Жизнь Галины – это бег по заведенному кругу: сначала высшее образование, потом хорошая работа, затем семья – все как у всех. Муж, двое взрослых детей, родные, коллеги, друзья. И еще у нее за плечами два сделанных аборта. Казалось бы, она давно о них забыла, столько лет прошло! Но вот раздается телефонный звонок. Старая знакомая, беседа о том о сем. Непременно о детях, о несносных мужьях, о подорожавших продуктах, о работе, о начальстве, о новых налогах и внезапно – случайной темой – об абортах, примут или не примут закон об их запрещении. И Галину вдруг прорывает. Она буквально кричит в трубку, повторяет несколько раз: «Это никакая не жизнь, это просто слизь. Пойми, это просто слизь!»
Так она мыслит, так ее научили в юности, и переубедить ее невозможно. Но эта неожиданная, слишком эмоциональная реакция говорит ее собеседнице о другом – «слизь» это или не «слизь», однако эта тема до сих пор не изжита, до сих пор волнует Галину. Долгий прочный брак, успешность в работе, уверенность в своих биологических познаниях – все это не заглушило неясной тревоги. Кроме того, почему у нее такие сложные взаимоотношения с детьми? Ведь она уже два года не разговаривает с дочерью…

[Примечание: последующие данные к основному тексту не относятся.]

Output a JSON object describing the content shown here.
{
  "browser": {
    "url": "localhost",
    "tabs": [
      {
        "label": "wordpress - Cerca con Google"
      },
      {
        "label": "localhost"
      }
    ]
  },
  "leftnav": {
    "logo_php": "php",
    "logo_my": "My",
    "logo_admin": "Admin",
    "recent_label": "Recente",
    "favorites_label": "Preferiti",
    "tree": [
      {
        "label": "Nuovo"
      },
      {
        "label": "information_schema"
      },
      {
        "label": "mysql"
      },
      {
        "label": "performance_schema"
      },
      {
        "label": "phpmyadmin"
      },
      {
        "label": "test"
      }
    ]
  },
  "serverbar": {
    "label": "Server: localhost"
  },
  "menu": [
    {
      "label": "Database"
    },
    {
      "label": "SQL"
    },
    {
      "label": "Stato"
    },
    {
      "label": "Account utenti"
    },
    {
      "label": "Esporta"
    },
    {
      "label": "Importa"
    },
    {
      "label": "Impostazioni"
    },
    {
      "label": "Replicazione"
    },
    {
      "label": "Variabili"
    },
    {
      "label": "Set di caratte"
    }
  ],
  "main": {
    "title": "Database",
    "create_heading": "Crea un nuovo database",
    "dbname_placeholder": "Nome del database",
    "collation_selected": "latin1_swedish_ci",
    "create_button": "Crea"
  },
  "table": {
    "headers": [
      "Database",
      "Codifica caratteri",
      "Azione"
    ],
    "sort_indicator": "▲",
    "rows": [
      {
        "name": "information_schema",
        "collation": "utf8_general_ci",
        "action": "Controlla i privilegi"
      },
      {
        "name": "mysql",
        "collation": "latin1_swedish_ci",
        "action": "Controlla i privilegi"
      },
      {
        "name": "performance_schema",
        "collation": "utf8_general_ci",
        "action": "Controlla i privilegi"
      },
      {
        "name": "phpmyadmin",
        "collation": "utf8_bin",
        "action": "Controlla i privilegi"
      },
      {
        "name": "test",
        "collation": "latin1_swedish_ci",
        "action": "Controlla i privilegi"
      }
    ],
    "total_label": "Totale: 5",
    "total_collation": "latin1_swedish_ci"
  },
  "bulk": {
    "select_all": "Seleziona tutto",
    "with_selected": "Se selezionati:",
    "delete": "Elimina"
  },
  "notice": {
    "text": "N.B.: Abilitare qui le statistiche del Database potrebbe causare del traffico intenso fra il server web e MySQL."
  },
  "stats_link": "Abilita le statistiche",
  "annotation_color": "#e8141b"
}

Во все времена были женщины, которые, узнав о беременности, делали все возможное, в том числе и с риском для своей жизни, чтобы избавиться от ребенка. В Древнем мире, в Греции и Риме, законодательно было утверждено, что жизнь человеческого эмбриона не имеет ценности, и устранение беременности наказывалось, лишь если совершалось из корыстных и злодейских побуждений. Но уже ранние христиане объявили, что зародыш имеет самостоятельную ценность, а аборт стал отождествляться с преступлением перед Богом. В Средние века искусственное прерывание беременности приравнивалось к убийству, причем карали и врача, совершившего это деяние, и саму пациентку.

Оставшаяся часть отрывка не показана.